Hilirisasi Cuan Rp510 T, Tapi Nikel RI Terancam Punah!

Firda Dwi Muliawati, CNBC Indonesia
09 August 2023 08:05
Kegiatan operasi smelter nikel PT Vale Indonesia Tbk. (INCO) di Sorowako, Luwu Timur, Sulawesi Selatan. (CNBC Indonesia/Lucky Leonard Leatemia)
Foto: Kegiatan operasi smelter nikel PT Vale Indonesia Tbk. (INCO) di Sorowako, Luwu Timur, Sulawesi Selatan. (CNBC Indonesia/Lucky Leonard Leatemia)

Jakarta, CNBC Indonesia - Pemerintahan Presiden RI Joko Widodo (Jokowi) kerap membanggakan keberhasilan hilirisasi nikel melalui pembangunan fasilitas pengolahan dan pemurnian (smelter) di dalam negeri. Dengan hilirisasi, nilai tambah ekspor nikel ke luar negeri melejit puluhan kali lipat menjadi US$ 33,8 miliar atau Rp510-an triliun di tahun 2022.

Namun tak disangka, keuntungan hilirisasi nikel yang diperoleh Indonesia sendiri membawa dampak terhadap umur cadangan nikel di tanah air.
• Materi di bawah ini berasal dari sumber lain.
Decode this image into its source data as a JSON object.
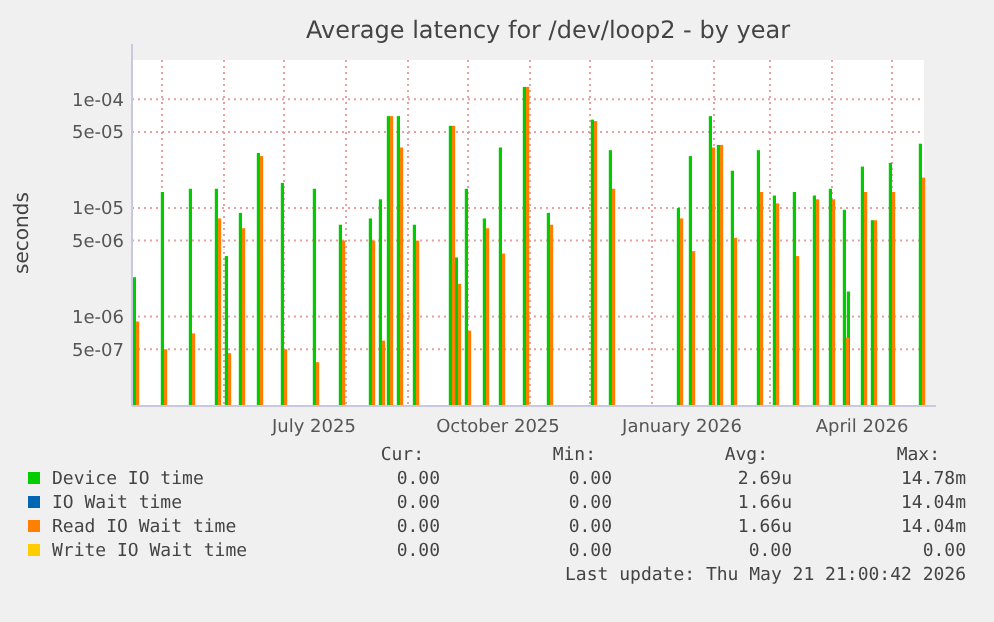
{
  "chart_data": {
    "type": "bar",
    "title": "Average latency for /dev/loop2 - by year",
    "ylabel": "seconds",
    "log": "y",
    "grid": true,
    "legend": "bottom",
    "xlim": [
      "2025-04-16",
      "2026-05-17"
    ],
    "xticks": [
      {
        "value": "2025-05-01",
        "label": null
      },
      {
        "value": "2025-06-01",
        "label": null
      },
      {
        "value": "2025-07-01",
        "label": null
      },
      {
        "value": "2025-07-16",
        "label": "July 2025"
      },
      {
        "value": "2025-08-01",
        "label": null
      },
      {
        "value": "2025-09-01",
        "label": null
      },
      {
        "value": "2025-10-01",
        "label": null
      },
      {
        "value": "2025-10-16",
        "label": "October 2025"
      },
      {
        "value": "2025-11-01",
        "label": null
      },
      {
        "value": "2025-12-01",
        "label": null
      },
      {
        "value": "2026-01-01",
        "label": null
      },
      {
        "value": "2026-01-16",
        "label": "January 2026"
      },
      {
        "value": "2026-02-01",
        "label": null
      },
      {
        "value": "2026-03-01",
        "label": null
      },
      {
        "value": "2026-04-01",
        "label": null
      },
      {
        "value": "2026-04-16",
        "label": "April 2026"
      },
      {
        "value": "2026-05-01",
        "label": null
      }
    ],
    "ylim": [
      1.5e-07,
      0.00023
    ],
    "yticks": [
      {
        "value": 5e-07,
        "label": "5e-07"
      },
      {
        "value": 1e-06,
        "label": "1e-06"
      },
      {
        "value": 5e-06,
        "label": "5e-06"
      },
      {
        "value": 1e-05,
        "label": "1e-05"
      },
      {
        "value": 5e-05,
        "label": "5e-05"
      },
      {
        "value": 0.0001,
        "label": "1e-04"
      }
    ],
    "x": [
      "2025-04-18",
      "2025-05-02",
      "2025-05-16",
      "2025-05-29",
      "2025-06-03",
      "2025-06-10",
      "2025-06-19",
      "2025-07-01",
      "2025-07-17",
      "2025-07-30",
      "2025-08-14",
      "2025-08-19",
      "2025-08-23",
      "2025-08-28",
      "2025-09-05",
      "2025-09-23",
      "2025-09-26",
      "2025-10-01",
      "2025-10-10",
      "2025-10-18",
      "2025-10-30",
      "2025-11-11",
      "2025-12-03",
      "2025-12-12",
      "2026-01-15",
      "2026-01-21",
      "2026-01-31",
      "2026-02-04",
      "2026-02-11",
      "2026-02-24",
      "2026-03-04",
      "2026-03-14",
      "2026-03-24",
      "2026-04-01",
      "2026-04-08",
      "2026-04-10",
      "2026-04-17",
      "2026-04-22",
      "2026-05-01",
      "2026-05-16"
    ],
    "series": [
      {
        "name": "Device IO time",
        "color": "#00cc00",
        "values": [
          2.3e-06,
          1.4e-05,
          1.5e-05,
          1.5e-05,
          3.6e-06,
          9e-06,
          3.2e-05,
          1.7e-05,
          1.5e-05,
          7e-06,
          8e-06,
          1.2e-05,
          7e-05,
          7e-05,
          7e-06,
          5.7e-05,
          3.5e-06,
          1.5e-05,
          8e-06,
          3.6e-05,
          0.00013,
          9e-06,
          6.5e-05,
          3.4e-05,
          1e-05,
          3e-05,
          7e-05,
          3.8e-05,
          2.2e-05,
          3.4e-05,
          1.3e-05,
          1.4e-05,
          1.3e-05,
          1.5e-05,
          9.6e-06,
          1.7e-06,
          2.4e-05,
          7.7e-06,
          2.6e-05,
          3.9e-05
        ]
      },
      {
        "name": "IO Wait time",
        "color": "#0066b3",
        "values": [
          null,
          null,
          null,
          null,
          null,
          null,
          null,
          null,
          null,
          null,
          null,
          null,
          null,
          null,
          null,
          null,
          null,
          null,
          null,
          null,
          null,
          null,
          null,
          null,
          null,
          null,
          null,
          null,
          null,
          null,
          null,
          null,
          null,
          null,
          null,
          null,
          null,
          null,
          null,
          null
        ]
      },
      {
        "name": "Read IO Wait time",
        "color": "#ff8000",
        "values": [
          9e-07,
          5e-07,
          7e-07,
          8e-06,
          4.6e-07,
          6.5e-06,
          3e-05,
          5e-07,
          3.8e-07,
          5e-06,
          5e-06,
          6e-07,
          7e-05,
          3.6e-05,
          5e-06,
          5.7e-05,
          2e-06,
          7.4e-07,
          6.5e-06,
          3.8e-06,
          0.00013,
          7e-06,
          6.3e-05,
          1.5e-05,
          8e-06,
          4e-06,
          3.6e-05,
          3.8e-05,
          5.3e-06,
          1.4e-05,
          1.1e-05,
          3.6e-06,
          1.2e-05,
          1.2e-05,
          6.4e-07,
          null,
          1.4e-05,
          7.7e-06,
          1.4e-05,
          1.9e-05
        ]
      },
      {
        "name": "Write IO Wait time",
        "color": "#ffcc00",
        "values": [
          null,
          null,
          null,
          null,
          null,
          null,
          null,
          null,
          null,
          null,
          null,
          null,
          null,
          null,
          null,
          null,
          null,
          null,
          null,
          null,
          null,
          null,
          null,
          null,
          null,
          null,
          null,
          null,
          null,
          null,
          null,
          null,
          null,
          null,
          null,
          null,
          null,
          null,
          null,
          null
        ]
      }
    ],
    "annotations": [
      "Cur:",
      "Min:",
      "Avg:",
      "Max:",
      "0.00",
      "0.00",
      "2.69u",
      "14.78m",
      "0.00",
      "0.00",
      "1.66u",
      "14.04m",
      "0.00",
      "0.00",
      "1.66u",
      "14.04m",
      "0.00",
      "0.00",
      "0.00",
      "0.00",
      "Last update: Thu May 21 21:00:42 2026"
    ]
  }
}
Produksi nikel diperkirakan mengalami peningkatan yang signifikan tatkala pembangunan smelter dengan fase setengah yang terus diperbolehkan.
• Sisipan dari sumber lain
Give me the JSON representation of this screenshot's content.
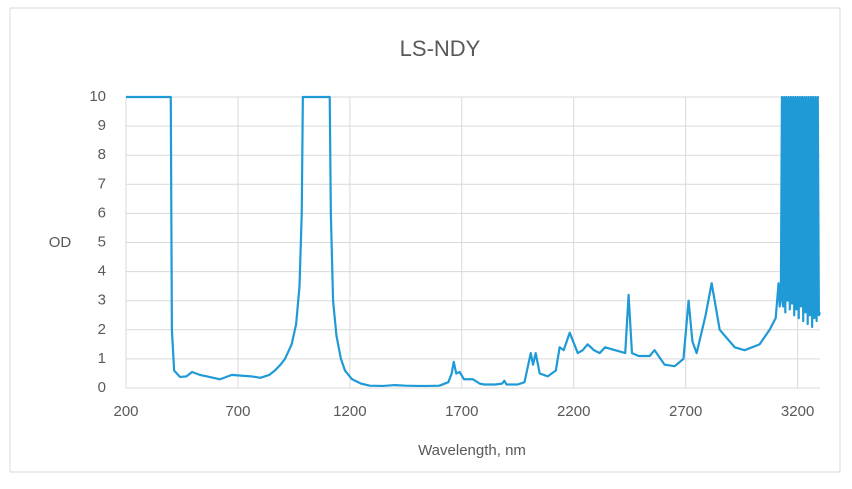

Ketua Umum Perhimpunan Ahli Pertambangan (Perhapi), Rizal Kasli mengatakan bahwa pihaknya sudah beberapa kali mengusulkan kepada pemerintah untuk melakukan moratorium smelter nikel jika belum ditemukan cadangan nikel baru yang tersedia di Indonesia.

"Kami beberapa kali usul dilakukan moratorium pembangunan smelter pirometalurgi karena menggunakan nickel ore kadar tinggi, saprolit, yang minim. Kalau digenjot terus, kita khawatir ketahanan cadangan nikel riskan," jelas Rizal kepada CNBC Indonesia dalam program 'Mining Zone', dikutip Selasa (8/8/2023).
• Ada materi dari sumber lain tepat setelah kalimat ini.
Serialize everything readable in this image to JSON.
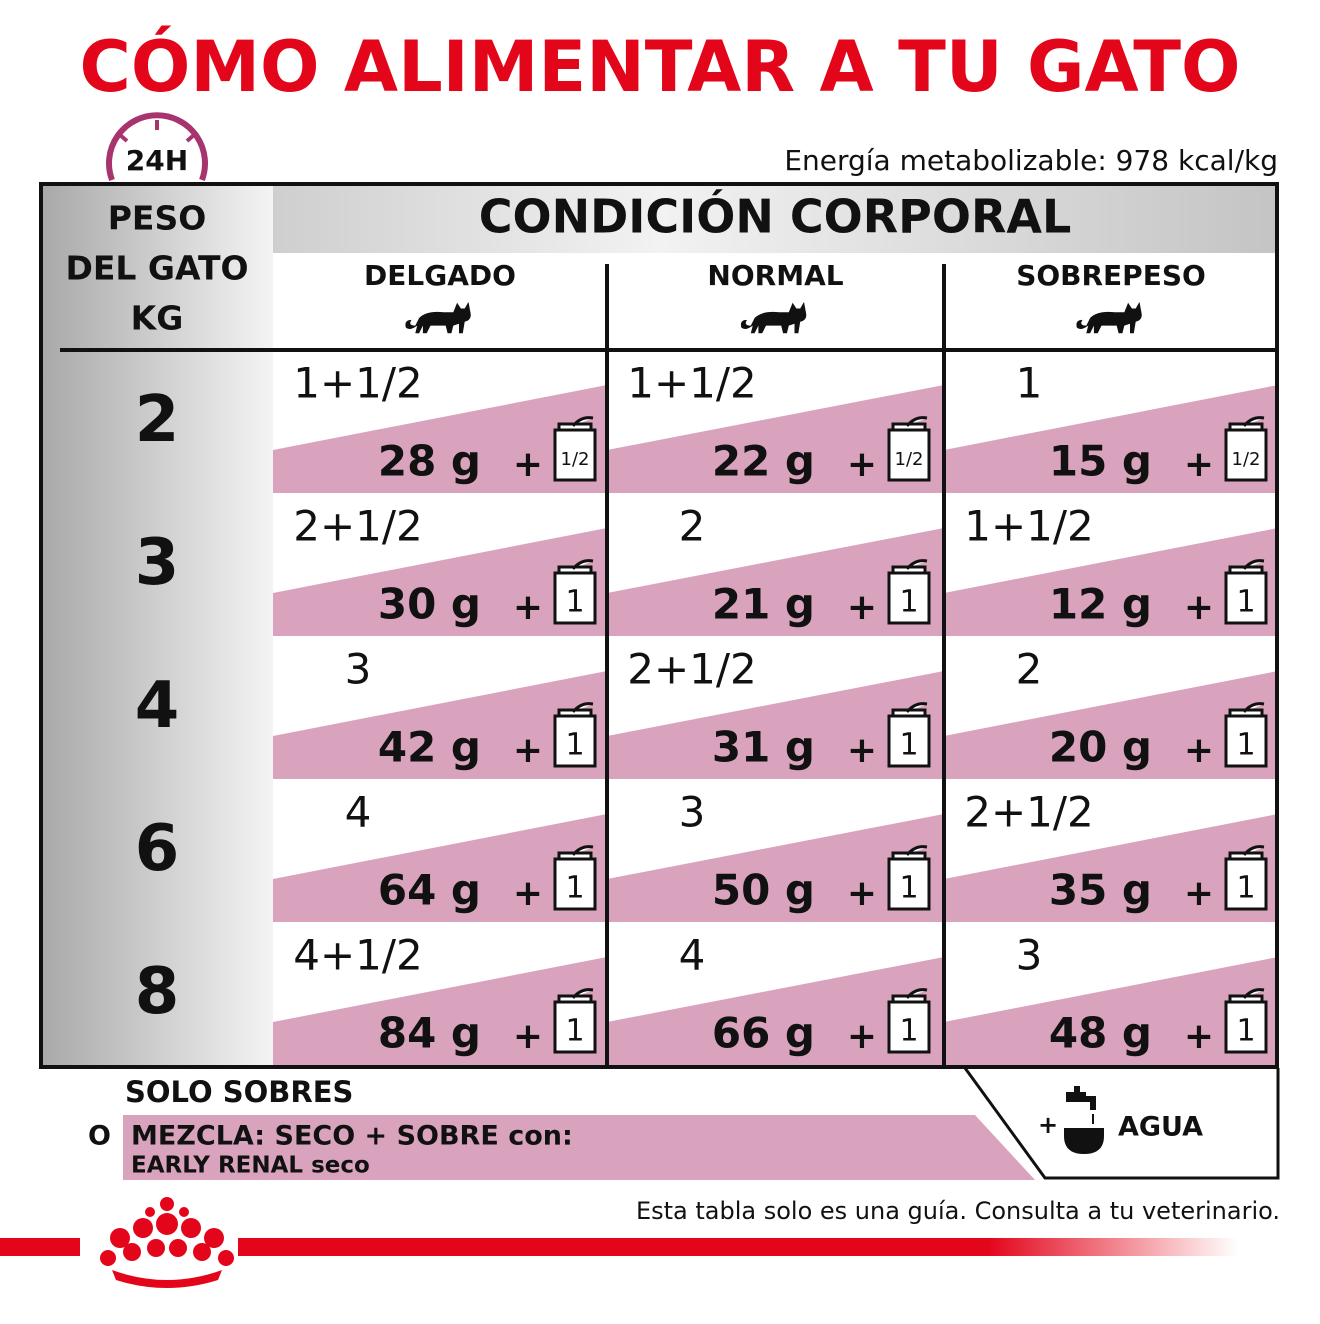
{
  "header": {
    "title": "CÓMO ALIMENTAR A TU GATO",
    "clock_label": "24H",
    "energy": "Energía metabolizable: 978 kcal/kg"
  },
  "table": {
    "weight_header": [
      "PESO",
      "DEL GATO",
      "KG"
    ],
    "condition_header": "CONDICIÓN CORPORAL",
    "columns": [
      "DELGADO",
      "NORMAL",
      "SOBREPESO"
    ],
    "plus": "+",
    "rows": [
      {
        "weight": "2",
        "cells": [
          {
            "pouches": "1+1/2",
            "grams": "28 g",
            "pouch_label": "1/2"
          },
          {
            "pouches": "1+1/2",
            "grams": "22 g",
            "pouch_label": "1/2"
          },
          {
            "pouches": "1",
            "grams": "15 g",
            "pouch_label": "1/2"
          }
        ]
      },
      {
        "weight": "3",
        "cells": [
          {
            "pouches": "2+1/2",
            "grams": "30 g",
            "pouch_label": "1"
          },
          {
            "pouches": "2",
            "grams": "21 g",
            "pouch_label": "1"
          },
          {
            "pouches": "1+1/2",
            "grams": "12 g",
            "pouch_label": "1"
          }
        ]
      },
      {
        "weight": "4",
        "cells": [
          {
            "pouches": "3",
            "grams": "42 g",
            "pouch_label": "1"
          },
          {
            "pouches": "2+1/2",
            "grams": "31 g",
            "pouch_label": "1"
          },
          {
            "pouches": "2",
            "grams": "20 g",
            "pouch_label": "1"
          }
        ]
      },
      {
        "weight": "6",
        "cells": [
          {
            "pouches": "4",
            "grams": "64 g",
            "pouch_label": "1"
          },
          {
            "pouches": "3",
            "grams": "50 g",
            "pouch_label": "1"
          },
          {
            "pouches": "2+1/2",
            "grams": "35 g",
            "pouch_label": "1"
          }
        ]
      },
      {
        "weight": "8",
        "cells": [
          {
            "pouches": "4+1/2",
            "grams": "84 g",
            "pouch_label": "1"
          },
          {
            "pouches": "4",
            "grams": "66 g",
            "pouch_label": "1"
          },
          {
            "pouches": "3",
            "grams": "48 g",
            "pouch_label": "1"
          }
        ]
      }
    ]
  },
  "legend": {
    "pouch_only": "SOLO SOBRES",
    "or": "O",
    "mix": "MEZCLA: SECO + SOBRE con:",
    "dry_product": "EARLY RENAL seco",
    "plus": "+",
    "water": "AGUA"
  },
  "footer": {
    "disclaimer": "Esta tabla solo es una guía. Consulta a tu veterinario."
  }
}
Rizal menjelaskan, nikel sendiri tebagi menjadi dua jenis yakni nikel dengan kadar tinggi atau saprolit yang diproses melalui smelter pirometalurgi. Jenis kedua adalah nikel dengan kadar rendah atau limonit yang diproses melalui smelter hifdrometalurgi.

Khusus jenis saprolit, Rizal menjelaskan bahwa umur cadangan di Indonesia paling lama hanya mencapai 7 tahun lagi. Itu apabila semua smelter nikel di Indonesia beroperasi baik yang eksisting maupun yang baru.

"Kami kira apabila semua smelter terutama yang pirometalurgi selesai dibangun, cadangan saat ini bertahan sekitar 5-7 tahun, karena jumlah kebutuhan nikel 460 juta ton apabila semua smelter dibangun," bebernya.

Sedangkan, untuk jenis nikel kadar rendah atau limonit, Rizal mengatakan bahwa dengan cadangan yang ada saat ini bisa tahan hingga 33 tahun ke depan. "Untuk limonit, data yang dibawah 1,5% kadarnya, untuk apabila semua refinery atau smelter hidrometalurgi selesai dibangun, bertahan sekitar 33 tahun kurang lebih," tandasnya.

Kabar terakhir, Kementerian Energi dan Sumber Daya Mineral (ESDM) hingga kini masih belum melakukan pembatasan pembangunan pabrik pengolahan dan pemurnian (smelter) kelas dua yaitu untuk produk Nickel Pig Iron (NPI) dan Feronikel (FeNi).

Plt. Direktur Jenderal Mineral dan Batu Bara (Dirjen Minerba) Kementerian Energi dan Sumber Daya Mineral (ESDM) Muhammad Wafid mengatakan pihaknya hingga kini masih mempelajari rekomendasi dari Komisi VII DPR RI terkait pembatasan pembangunan smelter untuk produk NPI.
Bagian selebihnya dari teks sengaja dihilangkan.